Efforts should be made to help entrepreneurs meet international product and process standards.

To establish a strong presence in the global marketplace, the number of small African export companies has to increase.

Participation in international trade opens up new markets. African governments should devise policies and regulations that encourage small manufacturers to export.

The era of complete dependence on sales in the domestic market is over, and new entrepreneurs should be made aware of this situation to ensure their long-term survival.

Partnerships with foreign firms through joint ventures, licensing, and other collaborative modes of operation should be encouraged, especially partnerships that have export potential.

Development programmes such as the Export Promotion of Organic Products from Africa (EPOPA), initiated by the Swedish International Development Cooperation Agency (SIDA), is an example of the kind of partnership that helps small businesses in Africa gain access to markets in developed economies.

EPOPA offers small farmers in Africa opportunities to participate in organic food markets in Europe.
Access to bank loans and direct government financial support are reported in surveys of entrepreneurs as a serious problem for small businesses in Africa.

Better financial assistance is needed to address this problem. According to Honohan and Beck, African firms finance a significant percentage of their investment with internal funds, about 68%.

This observation highlights the lack of financial assistance to small-scale enterprises. Policies to address this problem should be established with input from lending institutions.

The concerns of banks should be taken into consideration in developing financial support policies for small businesses. Governments should work with lending institutions to lower the risk of loan default.

While governments need to play an important role, other sources of assistance to small businesses, such as venture capital should be considered.

Entrepreneurs should be made aware of the importance of family members, friends, and business partners in raising start-up capital.

It is also important that entrepreneurs recognise the benefits of education and training in ensuring the success of any business endeavour.

A successful entrepreneur understands what makes a good product, the manufacturing and production process, and must be capable of understanding how to market it. One needs to have good financial understanding. A collaborative approach is needed to successfully achieve an end to poverty and an increase in youth involvement in entrepreneurial business.

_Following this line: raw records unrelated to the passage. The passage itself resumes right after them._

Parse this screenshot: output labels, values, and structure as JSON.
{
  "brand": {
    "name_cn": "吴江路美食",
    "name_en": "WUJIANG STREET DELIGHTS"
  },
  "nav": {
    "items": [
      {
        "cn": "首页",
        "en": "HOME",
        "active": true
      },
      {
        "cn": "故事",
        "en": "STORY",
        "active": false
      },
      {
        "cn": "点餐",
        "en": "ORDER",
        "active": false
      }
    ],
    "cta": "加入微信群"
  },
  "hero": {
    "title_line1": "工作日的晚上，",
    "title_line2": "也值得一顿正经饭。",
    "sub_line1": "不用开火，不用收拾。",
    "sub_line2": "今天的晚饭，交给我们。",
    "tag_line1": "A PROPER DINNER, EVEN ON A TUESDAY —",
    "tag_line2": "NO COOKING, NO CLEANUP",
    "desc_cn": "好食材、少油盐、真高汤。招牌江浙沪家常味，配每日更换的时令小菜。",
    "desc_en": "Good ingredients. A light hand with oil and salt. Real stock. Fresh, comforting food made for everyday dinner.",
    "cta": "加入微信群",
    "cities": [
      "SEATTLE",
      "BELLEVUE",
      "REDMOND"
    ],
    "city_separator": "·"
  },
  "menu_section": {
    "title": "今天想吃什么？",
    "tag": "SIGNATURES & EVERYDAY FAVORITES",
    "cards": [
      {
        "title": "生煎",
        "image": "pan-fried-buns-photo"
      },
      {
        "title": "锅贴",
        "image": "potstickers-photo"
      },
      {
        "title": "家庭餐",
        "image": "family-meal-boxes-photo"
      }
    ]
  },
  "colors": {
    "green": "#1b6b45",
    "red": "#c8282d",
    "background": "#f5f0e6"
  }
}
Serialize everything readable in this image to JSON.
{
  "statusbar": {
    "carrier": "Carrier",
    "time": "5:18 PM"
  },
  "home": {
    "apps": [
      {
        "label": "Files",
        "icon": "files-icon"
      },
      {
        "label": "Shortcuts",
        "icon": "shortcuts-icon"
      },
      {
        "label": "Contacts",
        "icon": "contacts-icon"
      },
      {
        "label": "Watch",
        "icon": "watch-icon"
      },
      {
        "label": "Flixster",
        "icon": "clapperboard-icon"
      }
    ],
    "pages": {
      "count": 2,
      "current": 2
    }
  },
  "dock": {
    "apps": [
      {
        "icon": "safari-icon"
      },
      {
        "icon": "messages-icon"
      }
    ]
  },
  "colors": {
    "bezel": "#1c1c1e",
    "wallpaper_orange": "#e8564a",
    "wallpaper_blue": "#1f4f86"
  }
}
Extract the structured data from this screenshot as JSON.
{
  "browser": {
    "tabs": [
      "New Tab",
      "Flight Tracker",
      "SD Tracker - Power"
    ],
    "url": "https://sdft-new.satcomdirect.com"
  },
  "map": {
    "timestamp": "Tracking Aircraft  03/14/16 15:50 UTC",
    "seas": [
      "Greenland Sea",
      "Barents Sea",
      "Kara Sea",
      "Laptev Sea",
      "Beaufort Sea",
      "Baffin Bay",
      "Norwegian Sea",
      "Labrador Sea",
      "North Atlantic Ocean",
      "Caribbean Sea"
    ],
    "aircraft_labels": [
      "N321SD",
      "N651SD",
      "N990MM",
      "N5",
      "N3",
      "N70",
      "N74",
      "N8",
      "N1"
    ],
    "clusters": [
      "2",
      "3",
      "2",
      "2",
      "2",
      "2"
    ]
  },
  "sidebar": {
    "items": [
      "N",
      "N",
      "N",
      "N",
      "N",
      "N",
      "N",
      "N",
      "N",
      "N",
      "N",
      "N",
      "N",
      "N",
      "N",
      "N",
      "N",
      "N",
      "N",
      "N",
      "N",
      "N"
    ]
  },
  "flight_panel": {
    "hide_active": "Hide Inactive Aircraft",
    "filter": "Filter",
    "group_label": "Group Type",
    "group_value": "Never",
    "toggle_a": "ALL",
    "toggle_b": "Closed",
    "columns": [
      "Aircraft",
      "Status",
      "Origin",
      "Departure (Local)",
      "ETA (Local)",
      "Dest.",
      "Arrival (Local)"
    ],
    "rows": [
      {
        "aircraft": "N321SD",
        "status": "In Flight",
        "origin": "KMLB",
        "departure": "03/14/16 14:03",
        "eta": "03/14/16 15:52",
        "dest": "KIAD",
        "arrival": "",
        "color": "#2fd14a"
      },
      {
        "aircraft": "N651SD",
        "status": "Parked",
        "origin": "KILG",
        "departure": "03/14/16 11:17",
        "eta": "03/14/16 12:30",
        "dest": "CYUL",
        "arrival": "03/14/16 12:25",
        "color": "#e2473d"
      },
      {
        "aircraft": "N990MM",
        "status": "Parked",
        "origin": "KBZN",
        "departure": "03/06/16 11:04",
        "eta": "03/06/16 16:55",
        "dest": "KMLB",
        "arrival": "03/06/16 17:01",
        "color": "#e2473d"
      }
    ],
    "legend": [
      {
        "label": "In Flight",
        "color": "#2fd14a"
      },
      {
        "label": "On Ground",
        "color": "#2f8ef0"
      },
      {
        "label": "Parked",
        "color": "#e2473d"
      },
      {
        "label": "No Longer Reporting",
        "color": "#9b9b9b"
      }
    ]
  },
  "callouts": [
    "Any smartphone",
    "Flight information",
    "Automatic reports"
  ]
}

Mine is a vision that was born out of passion as well as by my experience being in the community and facing the challenges that other young people are facing. Being in the community and working in the community, I found out that our government talks about community members having to establish businesses, but they don’t have the skills, are not educated and motivated.

How are they going to establish businesses and employment for other people?

Stellenbosch-based Oliver Chikodzore is an entrepreneur, and the owner of Ollie’s African Clothing and Accessories. He writes in his personal capacity.